Reception and Critical Acclaim
Touch garnered substantive acclaim on the festival circuit, commended for a deliberate emotional economy and for performances of remarkable tensile restraint. Spectators reported a deliberate unease attuning them to the interiority that is often eclipsed in the spectacle-driven contemporary market.
Critical consensus commended Egill Ólafsson’s rendition of the elder Kristófer as a defining maturity, while Kōki’s debut in adult roles was framed as a noteworthy threshold. Forage on the chemistry of performances was concentrated in the youthful vignettes, the authenticity of which drew adjectives such as intimate and wrenching, repeatedly named as a filmic axis.
The film, recognized as Iceland’s official contender for the Best International Feature Film at the 97th Academy Awards, earned a shortlist mention, drawing acclaim for its understated elegance and humane storytelling craft. Though it did not receive the final award, the nomination itself attested to its resonance across international audiences.
Conclusion
Touch remains a film of quiet impressions, eloquently addressing the heart of anyone who has loved, mourned, or regarded the past with a wistful eye. Here, a tale once displaced by chronology reveals itself as radiant, illuminating how love—though prematurely curtailed or forever unresolved—can reverberate across a lifetime.

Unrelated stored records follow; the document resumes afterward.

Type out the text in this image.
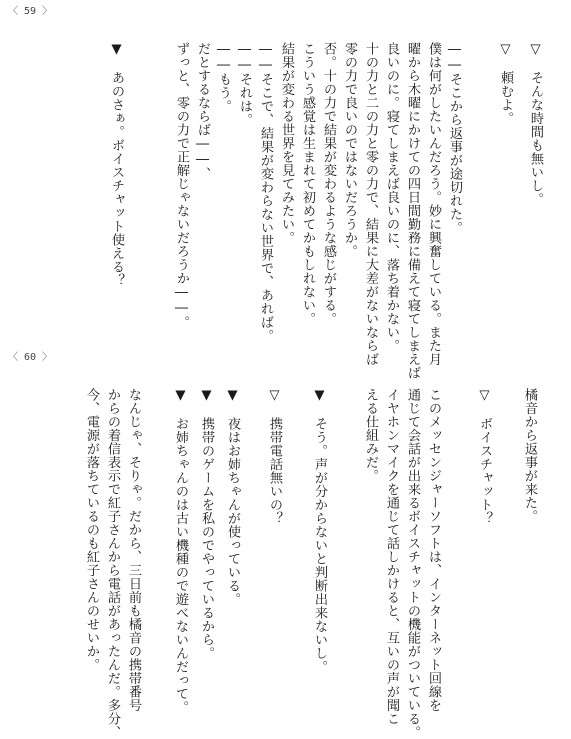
〈 59 〉
▽　そんな時間も無いし。
▽　頼むよ。
――そこから返事が途切れた。
僕は何がしたいんだろう。妙に興奮している。また月
曜から木曜にかけての四日間勤務に備えて寝てしまえば
良いのに。寝てしまえば良いのに、落ち着かない。
十の力と二の力と零の力で、結果に大差がないならば
零の力で良いのではないだろうか。
否。十の力で結果が変わるような感じがする。
こういう感覚は生まれて初めてかもしれない。
結果が変わる世界を見てみたい。
――そこで、結果が変わらない世界で、あれば。
――それは。
――もう。
だとするならば――、
ずっと、零の力で正解じゃないだろうか――。
▼　あのさぁ。ボイスチャット使える？
〈 60 〉
橘音から返事が来た。
▽　ボイスチャット？
このメッセンジャーソフトは、インターネット回線を
通じて会話が出来るボイスチャットの機能がついている。
イヤホンマイクを通じて話しかけると、互いの声が聞こ
える仕組みだ。
▼　そう。声が分からないと判断出来ないし。
▽　携帯電話無いの？
▼　夜はお姉ちゃんが使っている。
▼　携帯のゲームを私のでやっているから。
▼　お姉ちゃんのは古い機種ので遊べないんだって。
なんじゃ、そりゃ。だから、三日前も橘音の携帯番号
からの着信表示で紅子さんから電話があったんだ。多分、
今、電源が落ちているのも紅子さんのせいか。
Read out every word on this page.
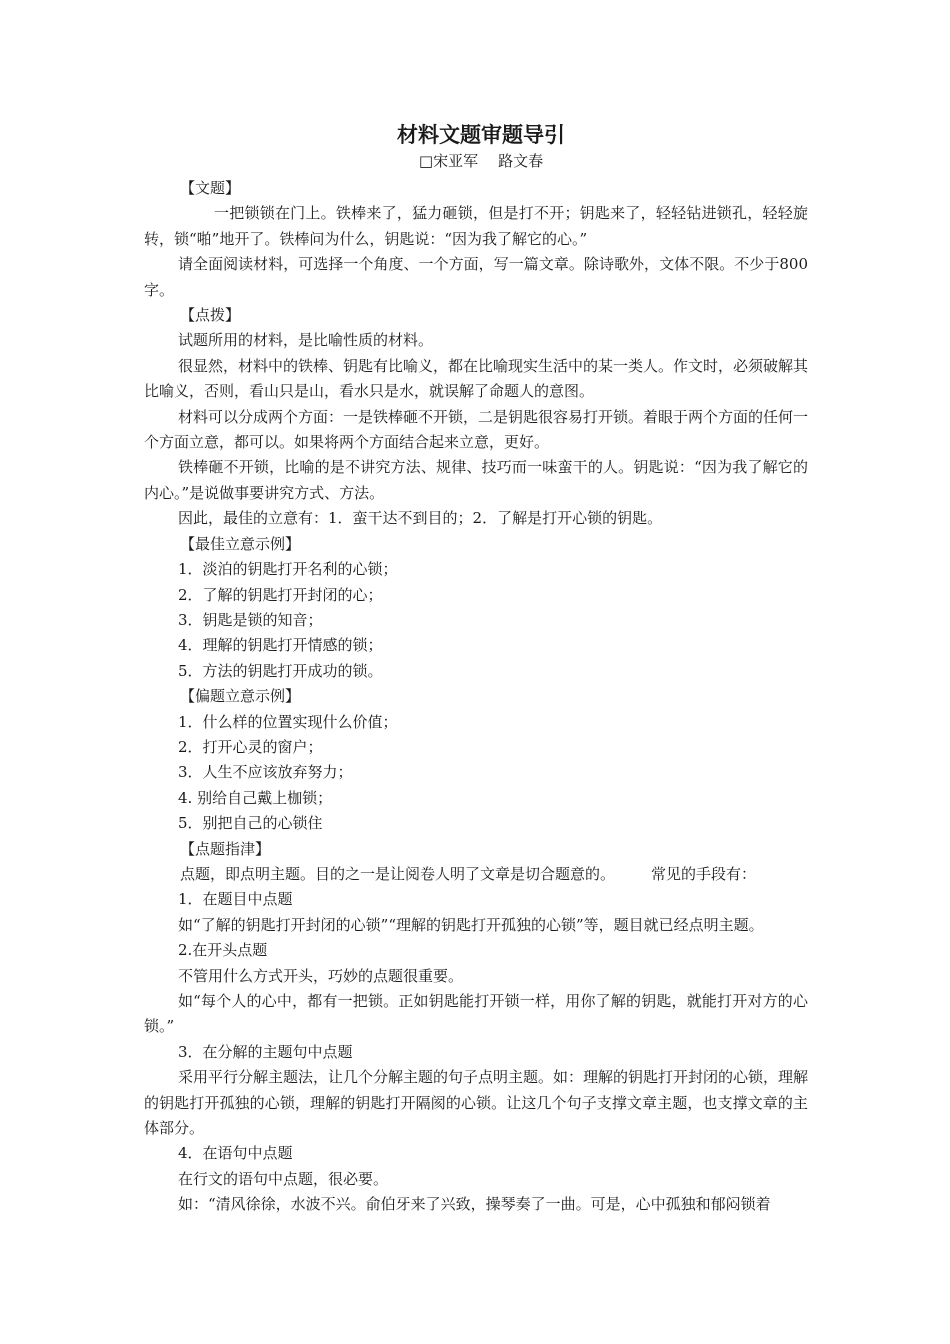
材料文题审题导引
□宋亚军 路文春

【文题】

一把锁锁在门上。铁棒来了，猛力砸锁，但是打不开；钥匙来了，轻轻钻进锁孔，轻轻旋转，锁“啪”地开了。铁棒问为什么，钥匙说：“因为我了解它的心。”

请全面阅读材料，可选择一个角度、一个方面，写一篇文章。除诗歌外，文体不限。不少于800字。

【点拨】

试题所用的材料，是比喻性质的材料。

很显然，材料中的铁棒、钥匙有比喻义，都在比喻现实生活中的某一类人。作文时，必须破解其比喻义，否则，看山只是山，看水只是水，就误解了命题人的意图。

材料可以分成两个方面：一是铁棒砸不开锁，二是钥匙很容易打开锁。着眼于两个方面的任何一个方面立意，都可以。如果将两个方面结合起来立意，更好。

铁棒砸不开锁，比喻的是不讲究方法、规律、技巧而一味蛮干的人。钥匙说：“因为我了解它的内心。”是说做事要讲究方式、方法。

因此，最佳的立意有：1．蛮干达不到目的；2．了解是打开心锁的钥匙。

【最佳立意示例】

1．淡泊的钥匙打开名利的心锁；

2．了解的钥匙打开封闭的心；

3．钥匙是锁的知音；

4．理解的钥匙打开情感的锁；

5．方法的钥匙打开成功的锁。

【偏题立意示例】

1．什么样的位置实现什么价值；

2．打开心灵的窗户；

3．人生不应该放弃努力；

4. 别给自己戴上枷锁；

5．别把自己的心锁住

【点题指津】

点题，即点明主题。目的之一是让阅卷人明了文章是切合题意的。 常见的手段有：

1．在题目中点题

如“了解的钥匙打开封闭的心锁”“理解的钥匙打开孤独的心锁”等，题目就已经点明主题。

2.在开头点题

不管用什么方式开头，巧妙的点题很重要。

如“每个人的心中，都有一把锁。正如钥匙能打开锁一样，用你了解的钥匙，就能打开对方的心锁。”

3．在分解的主题句中点题

采用平行分解主题法，让几个分解主题的句子点明主题。如：理解的钥匙打开封闭的心锁，理解的钥匙打开孤独的心锁，理解的钥匙打开隔阂的心锁。让这几个句子支撑文章主题，也支撑文章的主体部分。

4．在语句中点题

在行文的语句中点题，很必要。

如：“清风徐徐，水波不兴。俞伯牙来了兴致，操琴奏了一曲。可是，心中孤独和郁闷锁着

Guided by a measured rhythm, the performances pulse with measured sincerity, the direction exudes restraint, and what emerges is an emotional articulation that persists well beyond the final frame.
The story abjures showy climactic gestures, opting instead for a contemplative pilgrimage where refracted intimacy, the delicacy of remembrance, and the stubborn persistence of care after expansive quietude take precedence. Within this measured traverse, one learns that there exists an exiled language of affection, perhaps, that time’s influence, far from muting, patiently waits to re-articulate.